NTU Launches GIFTS Institute to Lead AI, Fintech, and Policy Innovation in Singapore

May 30, 2026
NTU Launches GIFTS Institute to Lead AI, Fintech, and Policy Innovation in Singapore
  • GIFTS, led by Professor William Cong, stresses that integrating AI, fintech, and social science is essential to understand decision-making, information processing, and policy design in a digital era.

  • The institute aims to position Singapore as a leader in AI and fintech by marrying technical advances with solid economic, business, and social science insights.

  • GIFTS’ mission spans research, education, industry collaboration, and policy engagement, aiming to translate findings into real-world impact and strengthen Singapore as a trusted financial hub.

  • GIFTS will launch two global research initiatives: the Economic World Models Initiative, creating digital twin–like simulations of economies, and the Global InferenceNet Initiative, training AI models for advanced economic research and providing benchmarks for progress.

  • Minister for Digital Development and Information emphasizes AI decisions must be explainable and contestable, with clear accountability across persons, processes, or institutions, underpinned by law, ethics, and policy.

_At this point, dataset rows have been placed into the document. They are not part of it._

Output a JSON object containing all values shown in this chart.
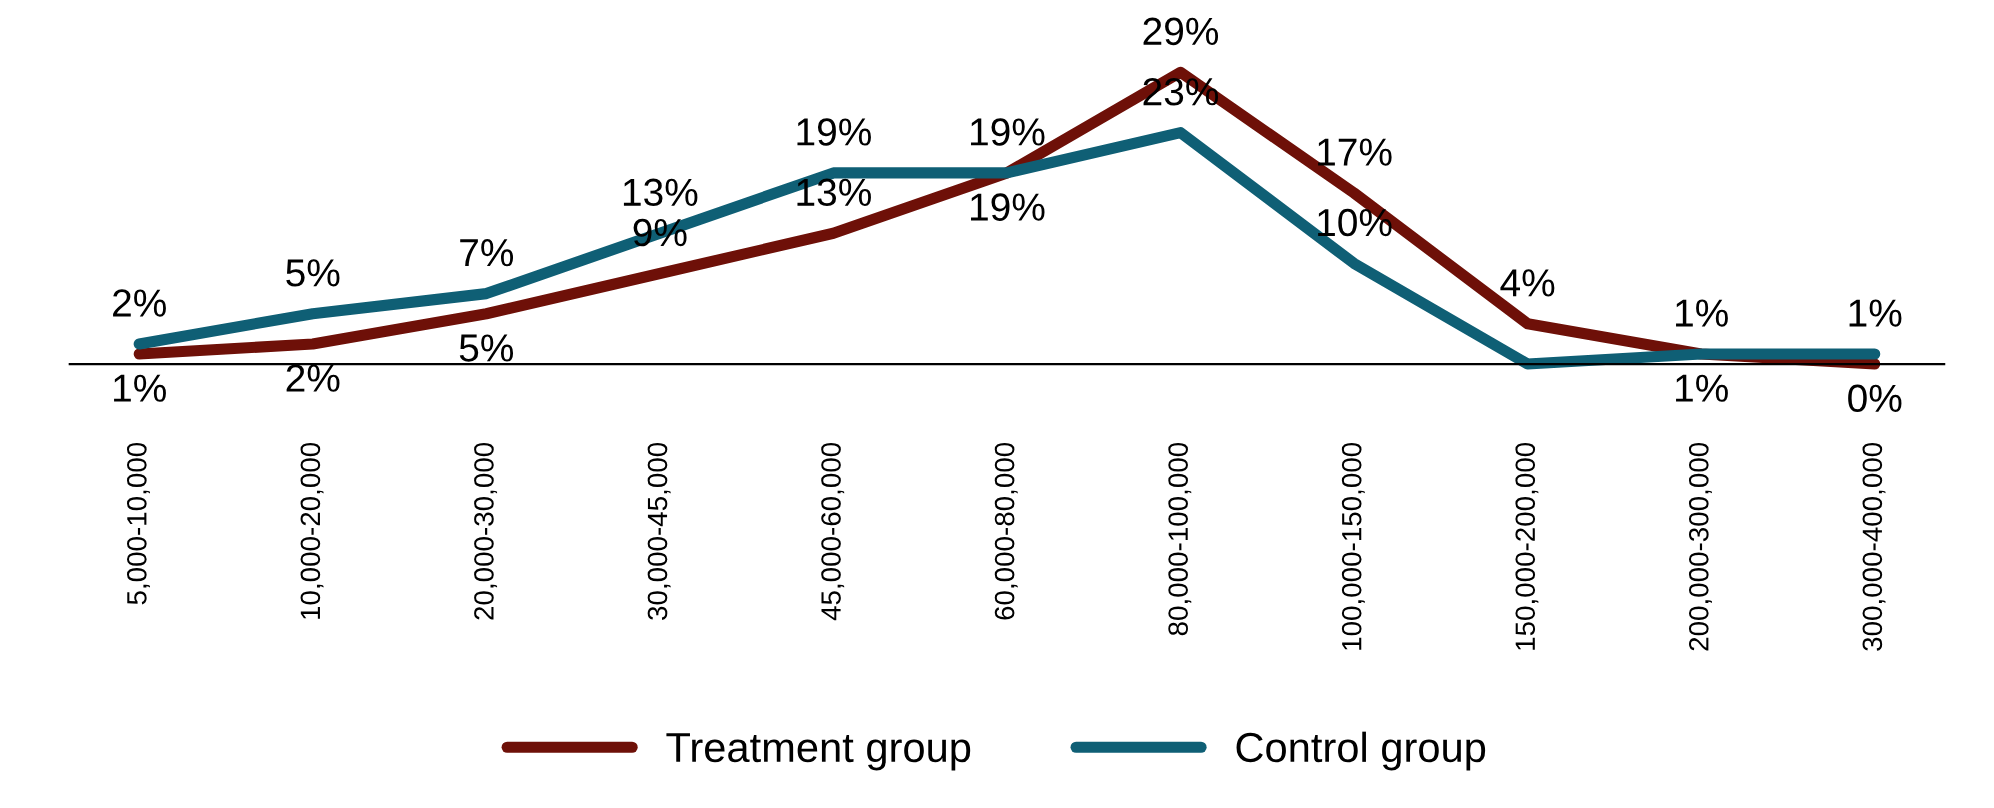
{
  "chart_data": {
    "type": "line",
    "categories": [
      "5,000-10,000",
      "10,000-20,000",
      "20,000-30,000",
      "30,000-45,000",
      "45,000-60,000",
      "60,000-80,000",
      "80,000-100,000",
      "100,000-150,000",
      "150,000-200,000",
      "200,000-300,000",
      "300,000-400,000"
    ],
    "series": [
      {
        "name": "Treatment group",
        "color": "#6e1008",
        "values": [
          1,
          2,
          5,
          9,
          13,
          19,
          29,
          17,
          4,
          1,
          0
        ],
        "value_labels": [
          "1%",
          "2%",
          "5%",
          "9%",
          "13%",
          "19%",
          "29%",
          "17%",
          "4%",
          "1%",
          "0%"
        ]
      },
      {
        "name": "Control group",
        "color": "#0f5f75",
        "values": [
          2,
          5,
          7,
          13,
          19,
          19,
          23,
          10,
          0,
          1,
          1
        ],
        "value_labels": [
          "2%",
          "5%",
          "7%",
          "13%",
          "19%",
          "19%",
          "23%",
          "10%",
          null,
          "1%",
          "1%"
        ]
      }
    ],
    "legend": "bottom",
    "grid": false,
    "marker": "none",
    "line_style": "solid"
  }
}
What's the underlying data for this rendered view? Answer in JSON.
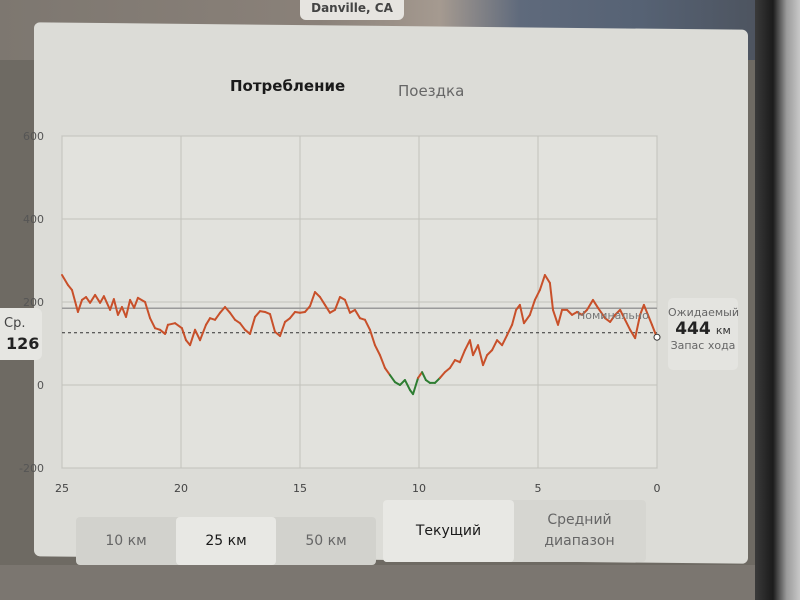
{
  "map": {
    "location_label": "Danville, CA"
  },
  "tabs": [
    {
      "label": "Потребление",
      "active": true
    },
    {
      "label": "Поездка",
      "active": false
    }
  ],
  "average": {
    "label": "Ср.",
    "value": "126"
  },
  "nominal_label": "Номинально",
  "range": {
    "label": "Ожидаемый",
    "value": "444",
    "unit": "км",
    "sublabel": "Запас хода"
  },
  "distance_buttons": [
    {
      "label": "10 км",
      "active": false
    },
    {
      "label": "25 км",
      "active": true
    },
    {
      "label": "50 км",
      "active": false
    }
  ],
  "mode_buttons": [
    {
      "label": "Текущий",
      "active": true
    },
    {
      "label": "Средний диапазон",
      "active": false
    }
  ],
  "colors": {
    "line": "#c8502a",
    "regen": "#2e7d32",
    "reference": "#9a9a9a"
  },
  "chart_data": {
    "type": "line",
    "xlim": [
      25,
      0
    ],
    "ylim": [
      -200,
      600
    ],
    "x_ticks": [
      "25",
      "20",
      "15",
      "10",
      "5",
      "0"
    ],
    "x_tick_values": [
      25,
      20,
      15,
      10,
      5,
      0
    ],
    "y_ticks": [
      "600",
      "400",
      "200",
      "0",
      "-200"
    ],
    "y_tick_values": [
      600,
      400,
      200,
      0,
      -200
    ],
    "grid": true,
    "average_value": 126,
    "nominal_value": 185,
    "x": [
      25,
      24.75,
      24.58,
      24.41,
      24.33,
      24.16,
      23.99,
      23.82,
      23.61,
      23.4,
      23.24,
      22.98,
      22.82,
      22.65,
      22.48,
      22.31,
      22.14,
      21.97,
      21.81,
      21.51,
      21.3,
      21.09,
      20.88,
      20.67,
      20.55,
      20.25,
      19.96,
      19.79,
      19.62,
      19.41,
      19.2,
      18.95,
      18.78,
      18.57,
      18.36,
      18.15,
      17.94,
      17.73,
      17.52,
      17.31,
      17.1,
      16.89,
      16.68,
      16.47,
      16.26,
      16.05,
      15.84,
      15.63,
      15.42,
      15.21,
      15.0,
      14.79,
      14.58,
      14.37,
      14.16,
      13.95,
      13.74,
      13.53,
      13.32,
      13.11,
      12.9,
      12.69,
      12.48,
      12.27,
      12.06,
      11.85,
      11.64,
      11.43,
      11.22,
      11.01,
      10.8,
      10.59,
      10.38,
      10.25,
      10.04,
      9.87,
      9.71,
      9.54,
      9.33,
      9.12,
      8.91,
      8.7,
      8.49,
      8.28,
      8.07,
      7.86,
      7.73,
      7.52,
      7.31,
      7.14,
      6.93,
      6.72,
      6.51,
      6.3,
      6.09,
      5.92,
      5.76,
      5.59,
      5.34,
      5.13,
      4.92,
      4.71,
      4.5,
      4.37,
      4.16,
      3.99,
      3.78,
      3.57,
      3.36,
      3.15,
      2.94,
      2.69,
      2.48,
      2.18,
      1.97,
      1.76,
      1.55,
      1.34,
      1.13,
      0.92,
      0.71,
      0.55,
      0.38,
      0.21,
      0.04
    ],
    "y": [
      265,
      241,
      229,
      193,
      176,
      205,
      212,
      198,
      217,
      198,
      214,
      181,
      207,
      169,
      188,
      164,
      205,
      186,
      210,
      200,
      161,
      137,
      133,
      123,
      145,
      149,
      137,
      108,
      96,
      133,
      108,
      145,
      161,
      157,
      174,
      188,
      174,
      157,
      149,
      133,
      123,
      164,
      178,
      176,
      171,
      128,
      118,
      152,
      161,
      176,
      174,
      176,
      190,
      224,
      212,
      193,
      174,
      181,
      212,
      205,
      174,
      181,
      161,
      157,
      133,
      96,
      72,
      41,
      24,
      7,
      0,
      12,
      -12,
      -22,
      17,
      31,
      12,
      5,
      5,
      17,
      31,
      41,
      60,
      55,
      84,
      108,
      72,
      96,
      48,
      72,
      84,
      108,
      96,
      120,
      145,
      181,
      193,
      149,
      169,
      205,
      229,
      265,
      246,
      181,
      145,
      181,
      181,
      169,
      176,
      169,
      181,
      205,
      186,
      161,
      152,
      169,
      181,
      157,
      133,
      113,
      169,
      193,
      169,
      145,
      120
    ]
  }
}
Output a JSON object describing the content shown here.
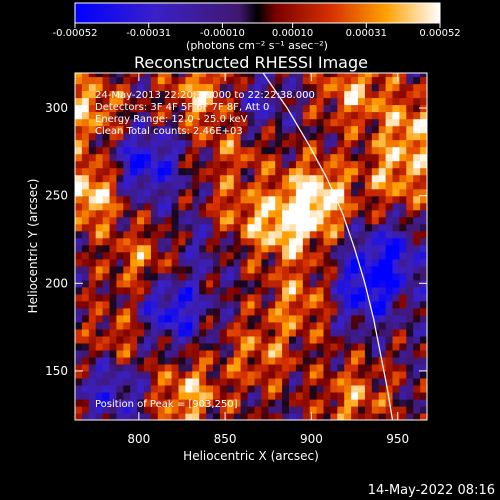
{
  "chart_data": {
    "type": "heatmap",
    "title": "Reconstructed RHESSI Image",
    "xlabel": "Heliocentric X (arcsec)",
    "ylabel": "Heliocentric Y (arcsec)",
    "xlim": [
      763,
      967
    ],
    "ylim": [
      122,
      320
    ],
    "x_ticks": [
      800,
      850,
      900,
      950
    ],
    "y_ticks": [
      150,
      200,
      250,
      300
    ],
    "colorbar": {
      "min": -0.00052,
      "max": 0.00052,
      "tick_values": [
        -0.00052,
        -0.00031,
        -0.0001,
        0.0001,
        0.00031,
        0.00052
      ],
      "tick_labels": [
        "-0.00052",
        "-0.00031",
        "-0.00010",
        "0.00010",
        "0.00031",
        "0.00052"
      ],
      "unit_text": "(photons cm⁻² s⁻¹ asec⁻²)"
    },
    "annotations": [
      "24-May-2013 22:20:32.000 to 22:22:38.000",
      "Detectors: 3F 4F 5F 6F 7F 8F, Att 0",
      "Energy Range: 12.0 - 25.0 keV",
      "Clean    Total counts: 2.46E+03"
    ],
    "peak_label": "Position of Peak = [903,250]",
    "peak": {
      "x": 903,
      "y": 250
    },
    "grid": false,
    "limb_curve": [
      [
        872,
        320
      ],
      [
        886,
        300
      ],
      [
        898,
        280
      ],
      [
        909,
        260
      ],
      [
        918,
        240
      ],
      [
        925,
        220
      ],
      [
        931,
        200
      ],
      [
        936,
        180
      ],
      [
        940,
        160
      ],
      [
        944,
        140
      ],
      [
        947,
        122
      ]
    ],
    "hot_spots": [
      {
        "x": 903,
        "y": 250,
        "value": 0.00052
      },
      {
        "x": 771,
        "y": 252,
        "value": 0.0005
      },
      {
        "x": 885,
        "y": 232,
        "value": 0.00042
      },
      {
        "x": 853,
        "y": 238,
        "value": 0.00032
      },
      {
        "x": 770,
        "y": 300,
        "value": 0.00038
      },
      {
        "x": 838,
        "y": 308,
        "value": 0.0004
      },
      {
        "x": 925,
        "y": 310,
        "value": 0.00036
      },
      {
        "x": 950,
        "y": 262,
        "value": 0.00034
      },
      {
        "x": 960,
        "y": 290,
        "value": 0.00035
      },
      {
        "x": 894,
        "y": 190,
        "value": 0.0003
      },
      {
        "x": 828,
        "y": 136,
        "value": 0.00038
      },
      {
        "x": 802,
        "y": 212,
        "value": 0.00028
      },
      {
        "x": 870,
        "y": 160,
        "value": 0.00026
      },
      {
        "x": 925,
        "y": 135,
        "value": 0.0003
      },
      {
        "x": 790,
        "y": 170,
        "value": 0.00024
      },
      {
        "x": 858,
        "y": 280,
        "value": 0.00026
      }
    ],
    "cold_spots": [
      {
        "x": 803,
        "y": 268,
        "value": -0.00045
      },
      {
        "x": 818,
        "y": 185,
        "value": -0.00045
      },
      {
        "x": 930,
        "y": 195,
        "value": -0.0004
      },
      {
        "x": 785,
        "y": 140,
        "value": -0.0003
      },
      {
        "x": 865,
        "y": 300,
        "value": -0.0003
      },
      {
        "x": 945,
        "y": 215,
        "value": -0.0004
      },
      {
        "x": 840,
        "y": 228,
        "value": -0.00025
      }
    ]
  },
  "footer": {
    "date": "14-May-2022 08:16"
  }
}
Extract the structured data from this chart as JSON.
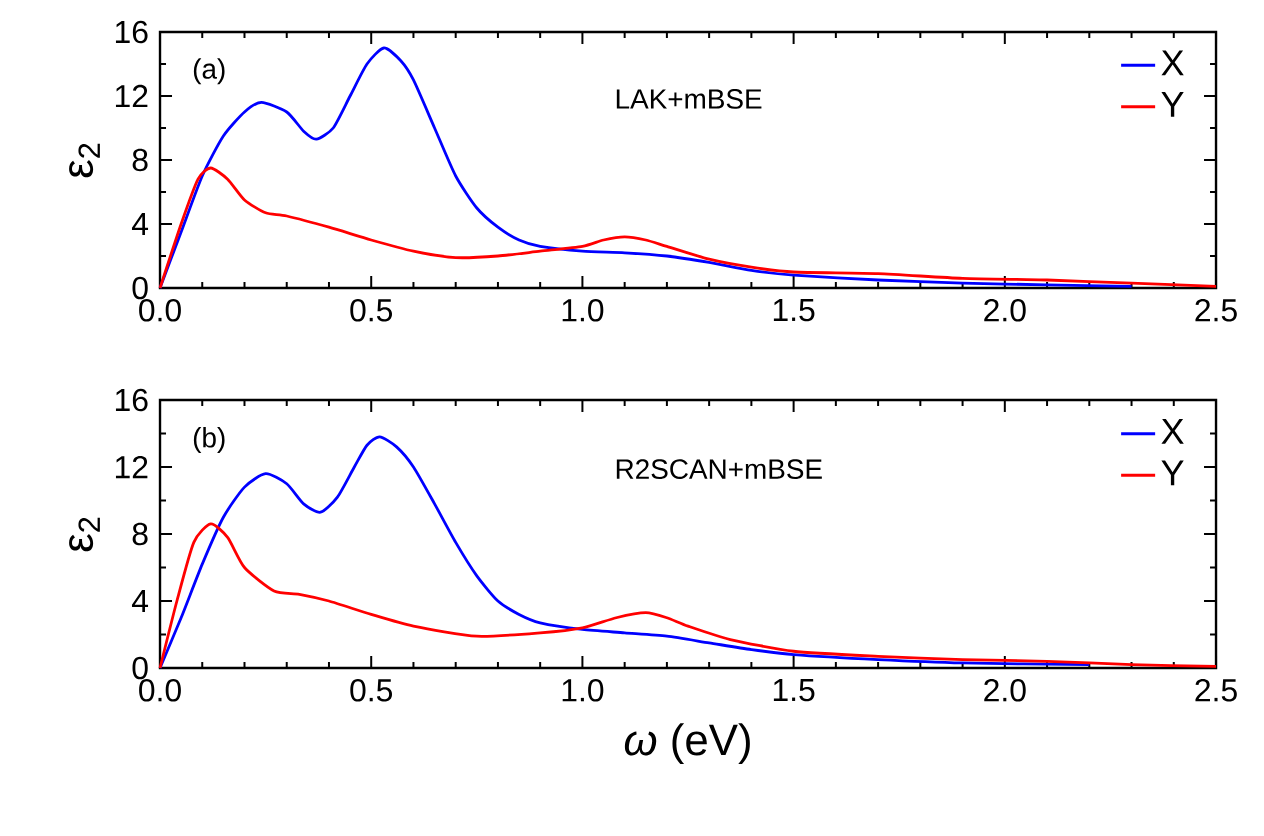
{
  "chart_data": [
    {
      "type": "line",
      "ylabel": "ε$_{2}$",
      "annotations": [
        "(a)",
        "LAK+mBSE"
      ],
      "xlim": [
        0,
        2.5
      ],
      "ylim": [
        0,
        16
      ],
      "xticks": [
        {
          "value": 0,
          "label": "0.0"
        },
        0.5,
        {
          "value": 1,
          "label": "1.0"
        },
        1.5,
        {
          "value": 2,
          "label": "2.0"
        },
        2.5
      ],
      "yticks": [
        0,
        4,
        8,
        12,
        16
      ],
      "legend": "top right",
      "series": [
        {
          "name": "X",
          "color": "#0000ff",
          "x": [
            0,
            0.05,
            0.1,
            0.15,
            0.2,
            0.24,
            0.3,
            0.34,
            0.37,
            0.41,
            0.45,
            0.49,
            0.53,
            0.57,
            0.6,
            0.65,
            0.7,
            0.75,
            0.8,
            0.85,
            0.9,
            1.0,
            1.1,
            1.2,
            1.3,
            1.4,
            1.5,
            1.7,
            1.9,
            2.1,
            2.3
          ],
          "values": [
            0,
            3.5,
            7,
            9.5,
            11,
            11.6,
            11,
            9.8,
            9.3,
            10,
            12,
            14,
            15,
            14.2,
            13,
            10,
            7,
            5,
            3.8,
            3,
            2.6,
            2.3,
            2.2,
            2,
            1.6,
            1.1,
            0.8,
            0.5,
            0.3,
            0.2,
            0.1
          ]
        },
        {
          "name": "Y",
          "color": "#ff0000",
          "x": [
            0,
            0.05,
            0.09,
            0.12,
            0.16,
            0.2,
            0.25,
            0.3,
            0.4,
            0.5,
            0.6,
            0.7,
            0.8,
            0.9,
            1.0,
            1.05,
            1.1,
            1.15,
            1.2,
            1.3,
            1.4,
            1.5,
            1.7,
            1.9,
            2.1,
            2.3,
            2.5
          ],
          "values": [
            0,
            4,
            6.8,
            7.5,
            6.8,
            5.5,
            4.7,
            4.5,
            3.8,
            3.0,
            2.3,
            1.9,
            2.0,
            2.3,
            2.6,
            3.0,
            3.2,
            3.0,
            2.6,
            1.8,
            1.3,
            1.0,
            0.9,
            0.6,
            0.5,
            0.3,
            0.1
          ]
        }
      ]
    },
    {
      "type": "line",
      "ylabel": "ε$_{2}$",
      "xlabel": "*ω* (eV)",
      "annotations": [
        "(b)",
        "R2SCAN+mBSE"
      ],
      "xlim": [
        0,
        2.5
      ],
      "ylim": [
        0,
        16
      ],
      "xticks": [
        {
          "value": 0,
          "label": "0.0"
        },
        0.5,
        {
          "value": 1,
          "label": "1.0"
        },
        1.5,
        {
          "value": 2,
          "label": "2.0"
        },
        2.5
      ],
      "yticks": [
        0,
        4,
        8,
        12,
        16
      ],
      "legend": "top right",
      "series": [
        {
          "name": "X",
          "color": "#0000ff",
          "x": [
            0,
            0.05,
            0.1,
            0.15,
            0.2,
            0.25,
            0.3,
            0.34,
            0.38,
            0.42,
            0.46,
            0.49,
            0.52,
            0.56,
            0.6,
            0.65,
            0.7,
            0.75,
            0.8,
            0.85,
            0.9,
            1.0,
            1.1,
            1.2,
            1.3,
            1.4,
            1.5,
            1.7,
            1.9,
            2.2
          ],
          "values": [
            0,
            3,
            6.2,
            9,
            10.8,
            11.6,
            11,
            9.8,
            9.3,
            10.2,
            12,
            13.3,
            13.8,
            13.2,
            12,
            9.8,
            7.5,
            5.5,
            4,
            3.2,
            2.7,
            2.3,
            2.1,
            1.9,
            1.5,
            1.1,
            0.8,
            0.5,
            0.3,
            0.2
          ]
        },
        {
          "name": "Y",
          "color": "#ff0000",
          "x": [
            0,
            0.04,
            0.08,
            0.12,
            0.16,
            0.2,
            0.27,
            0.33,
            0.4,
            0.5,
            0.6,
            0.75,
            0.9,
            1.0,
            1.08,
            1.15,
            1.2,
            1.25,
            1.35,
            1.5,
            1.7,
            1.9,
            2.1,
            2.3,
            2.5
          ],
          "values": [
            0,
            4,
            7.5,
            8.6,
            7.8,
            6,
            4.6,
            4.4,
            4.0,
            3.2,
            2.5,
            1.9,
            2.1,
            2.4,
            3.0,
            3.3,
            3.0,
            2.5,
            1.7,
            1.0,
            0.7,
            0.5,
            0.4,
            0.2,
            0.1
          ]
        }
      ]
    }
  ]
}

  • GIFTS will train AI models for research across economics, finance, accounting, management, operations, and information systems, guided by a curated database of social science analyses.

  • NTU unveils the Global Institute of Finance, Technology, and Society (GIFTS) to study how AI, finance, business, and society intersect and to advise policymakers.

  • GIFTS will connect with over 40 global fellows and advisors and serve as the ADEFT network’s headquarters, coordinating international collaborations, conferences, visiting programs, and student exchanges.

  • A core mission is to improve reproducibility, track progress, and train both humans and AI for financial applications.

  • NTU benchmarking shows current large language models aren’t yet reliable for professional-level economic research, an issue GIFTS plans to address through structured workflows and reproducibility metrics.

  • The institution notes that large language models are not yet dependable for high-stakes economic research per NTU benchmarks.

  • GIFTS’ launch coincides with NBS30 celebrations, featuring talks by leaders including Nobel laureate Thomas Sargent and industry figures, culminating in a gala to support NBS projects and student engagement.